Ludwig Drums, of course, was the first to patent a kick pedal with the same “mallet-with-a-pedal” design we see today, and the company has continued to be on the forefront of kick pedal design, enhancement and overall awesomeness of the kick pedal. Gibraltar, Meinl, PDP, Mapex and Pearl all have their own lines of kick pedals, as well, and over the last century, each of the aforementioned companies have continued to refine kick pedals to best serve the needs of the drummer. These refinements have included simple tweaks like kick pedals designed for either foot, double bass kick pedals and kick pedals constructed with different mechanical drives, different metals and kick plate size (yes, it matters!).

Far from the earliest kick pedals, modern drum pedals are exemplary examples of absolute technological and drummer ingenuity.
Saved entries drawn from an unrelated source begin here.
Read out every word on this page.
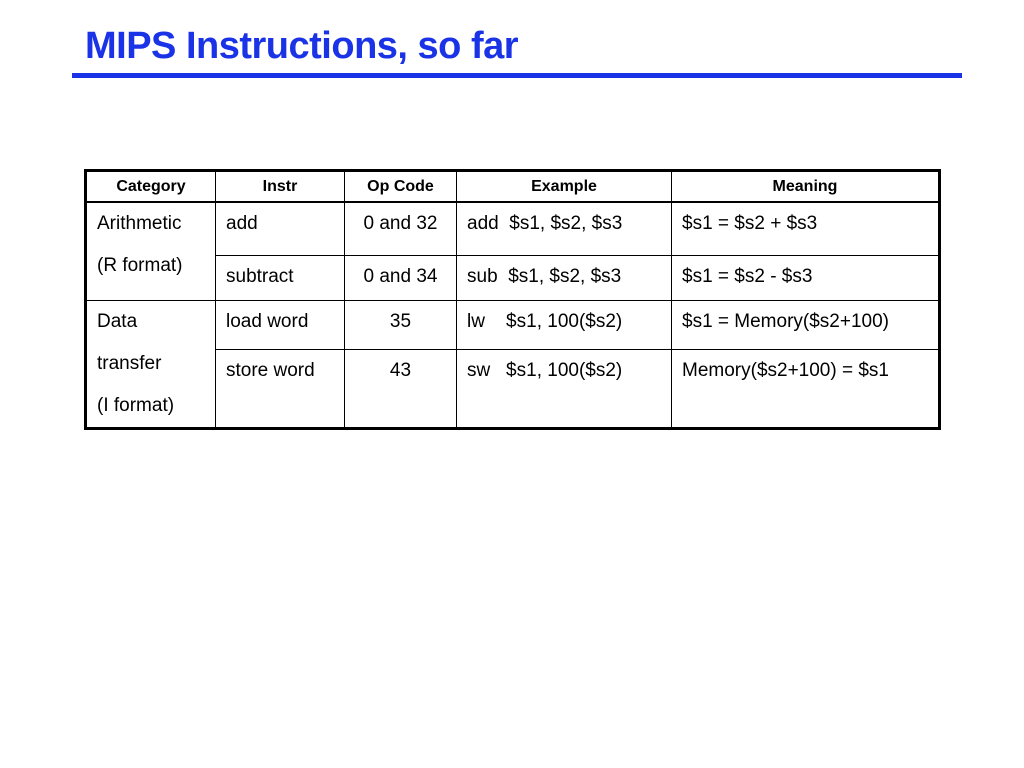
MIPS Instructions, so far
Category	Instr	Op Code	Example	Meaning

Arithmetic
(R format)	add	0 and 32	add  $s1, $s2, $s3	$s1 = $s2 + $s3
	subtract	0 and 34	sub  $s1, $s2, $s3	$s1 = $s2 - $s3

Data
transfer
(I format)	load word	35	lw    $s1, 100($s2)	$s1 = Memory($s2+100)
	store word	43	sw   $s1, 100($s2)	Memory($s2+100) = $s1
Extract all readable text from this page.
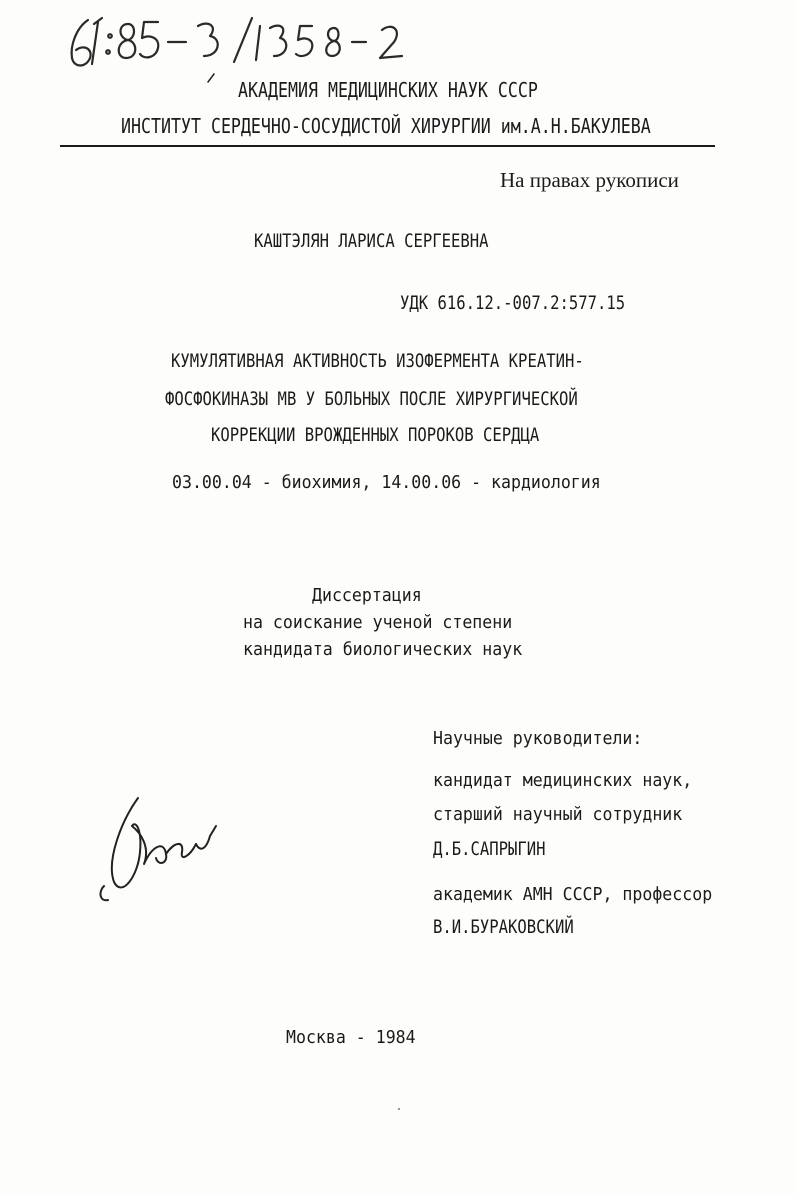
АКАДЕМИЯ МЕДИЦИНСКИХ НАУК СССР
ИНСТИТУТ СЕРДЕЧНО-СОСУДИСТОЙ ХИРУРГИИ им.А.Н.БАКУЛЕВА
На правах рукописи
КАШТЭЛЯН ЛАРИСА СЕРГЕЕВНА
УДК 616.12.-007.2:577.15
КУМУЛЯТИВНАЯ АКТИВНОСТЬ ИЗОФЕРМЕНТА КРЕАТИН-
ФОСФОКИНАЗЫ МВ У БОЛЬНЫХ ПОСЛЕ ХИРУРГИЧЕСКОЙ
КОРРЕКЦИИ ВРОЖДЕННЫХ ПОРОКОВ СЕРДЦА
03.00.04 - биохимия, 14.00.06 - кардиология
Диссертация
на соискание ученой степени
кандидата биологических наук
Научные руководители:
кандидат медицинских наук,
старший научный сотрудник
Д.Б.САПРЫГИН
академик АМН СССР, профессор
В.И.БУРАКОВСКИЙ
Москва - 1984
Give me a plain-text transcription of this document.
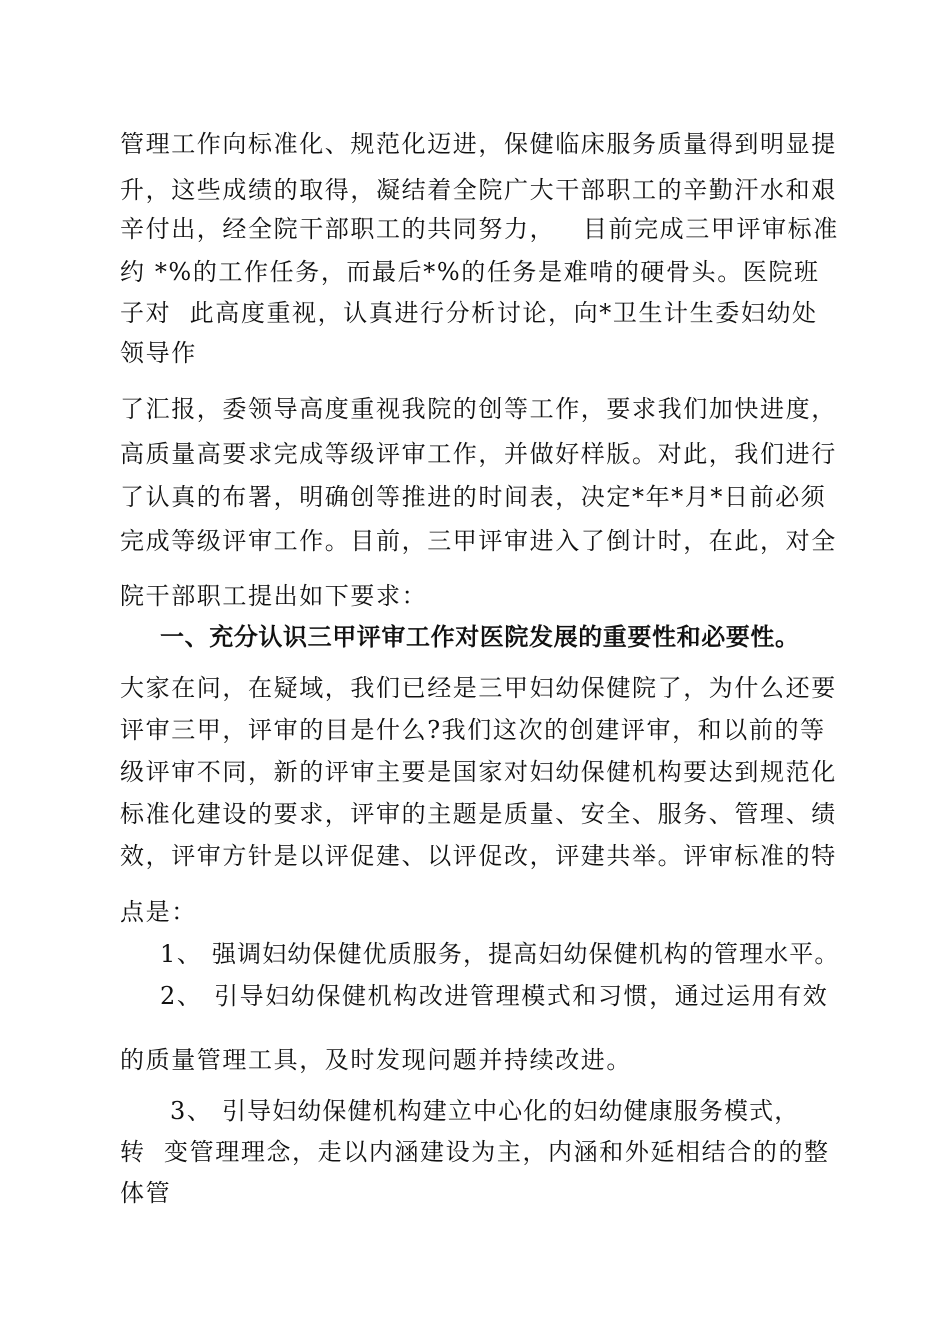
管理工作向标准化、规范化迈进，保健临床服务质量得到明显提
升，这些成绩的取得，凝结着全院广大干部职工的辛勤汗水和艰
辛付出，经全院干部职工的共同努力，   目前完成三甲评审标准
约 *%的工作任务，而最后*%的任务是难啃的硬骨头。医院班
子对  此高度重视，认真进行分析讨论，向*卫生计生委妇幼处
领导作
了汇报，委领导高度重视我院的创等工作，要求我们加快进度，
高质量高要求完成等级评审工作，并做好样版。对此，我们进行
了认真的布署，明确创等推进的时间表，决定*年*月*日前必须
完成等级评审工作。目前，三甲评审进入了倒计时，在此，对全
院干部职工提出如下要求：
一、充分认识三甲评审工作对医院发展的重要性和必要性。
大家在问，在疑域，我们已经是三甲妇幼保健院了，为什么还要
评审三甲，评审的目是什么?我们这次的创建评审，和以前的等
级评审不同，新的评审主要是国家对妇幼保健机构要达到规范化
标准化建设的要求，评审的主题是质量、安全、服务、管理、绩
效，评审方针是以评促建、以评促改，评建共举。评审标准的特
点是：
1、 强调妇幼保健优质服务，提高妇幼保健机构的管理水平。
2、 引导妇幼保健机构改进管理模式和习惯，通过运用有效
的质量管理工具，及时发现问题并持续改进。
3、 引导妇幼保健机构建立中心化的妇幼健康服务模式，
转  变管理理念，走以内涵建设为主，内涵和外延相结合的的整
体管
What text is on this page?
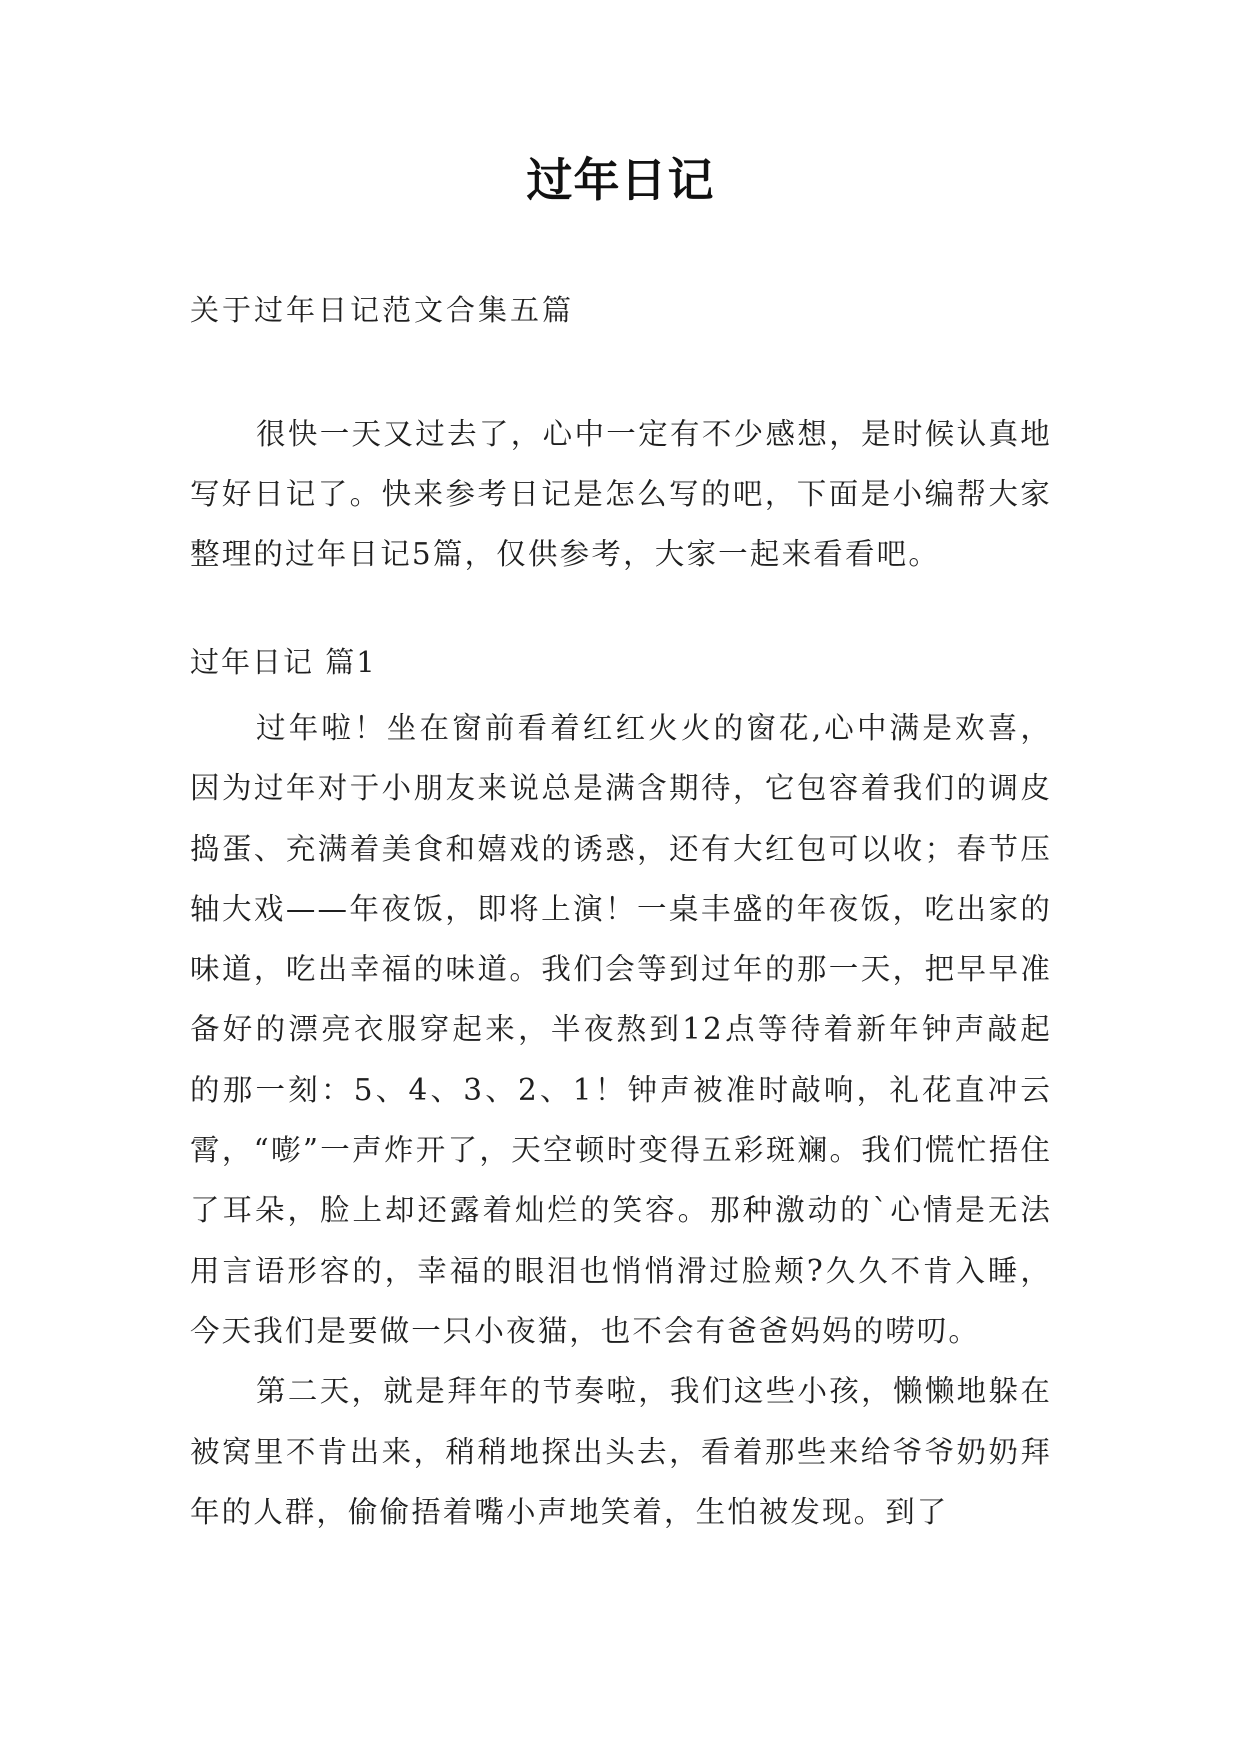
过年日记
关于过年日记范文合集五篇

很快一天又过去了，心中一定有不少感想，是时候认真地写好日记了。快来参考日记是怎么写的吧，下面是小编帮大家整理的过年日记5篇，仅供参考，大家一起来看看吧。

过年日记 篇1

过年啦！坐在窗前看着红红火火的窗花,心中满是欢喜，因为过年对于小朋友来说总是满含期待，它包容着我们的调皮捣蛋、充满着美食和嬉戏的诱惑，还有大红包可以收；春节压轴大戏——年夜饭，即将上演！一桌丰盛的年夜饭，吃出家的味道，吃出幸福的味道。我们会等到过年的那一天，把早早准备好的漂亮衣服穿起来，半夜熬到12点等待着新年钟声敲起的那一刻：5、4、3、2、1！钟声被准时敲响，礼花直冲云霄，“嘭”一声炸开了，天空顿时变得五彩斑斓。我们慌忙捂住了耳朵，脸上却还露着灿烂的笑容。那种激动的`心情是无法用言语形容的，幸福的眼泪也悄悄滑过脸颊?久久不肯入睡，今天我们是要做一只小夜猫，也不会有爸爸妈妈的唠叨。

第二天，就是拜年的节奏啦，我们这些小孩，懒懒地躲在被窝里不肯出来，稍稍地探出头去，看着那些来给爷爷奶奶拜年的人群，偷偷捂着嘴小声地笑着，生怕被发现。到了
Each improvement over the original kick pedals has increased the comfort of the drummer, the speed of the drumming and helped to enhance the tone of those important bass hits.

Kick pedals usually fall into three different types: chain drive, belt drive or direct drive. Belt drive pedals once used leather straps, but, the leather would often deteriorate so modern “belts” are made from synthetic materials. Chain drive pedals use bicycle chains, and can be a bit heavier to use, but are still great for all drummers. Direct drive pedals are the most solidly linked pedals, and are thought to be easiest to use but, the “solid” design also decreases their adjustability.

Some great kick pedals include:

The Gibraltar Tour Class Single Bass Drum Pedal: all about the easy action and hardcore bass hits.

The Pearl PowerShifter Eliminator Bass Drum Pedal: entirely customizable, yet, never loses a beat when it comes to power and tenability.

The Mapex P900DTW Raptor Direct Drive Pedal: smooth, stable and powerful, with single and double bass models.

Today, there are more kick pedals than you can shake a stick at, but, each serves a very important purpose no matter the type of drums you play (there are even kickpedals for cajon drums!) or your flavor of music. Kick pedals keep the thump of the bass alive, allowing a drummer to keep using his or her hands in wondrous ways on the rest of the drum set, cajon drum or any other instruments that are being played with the hands.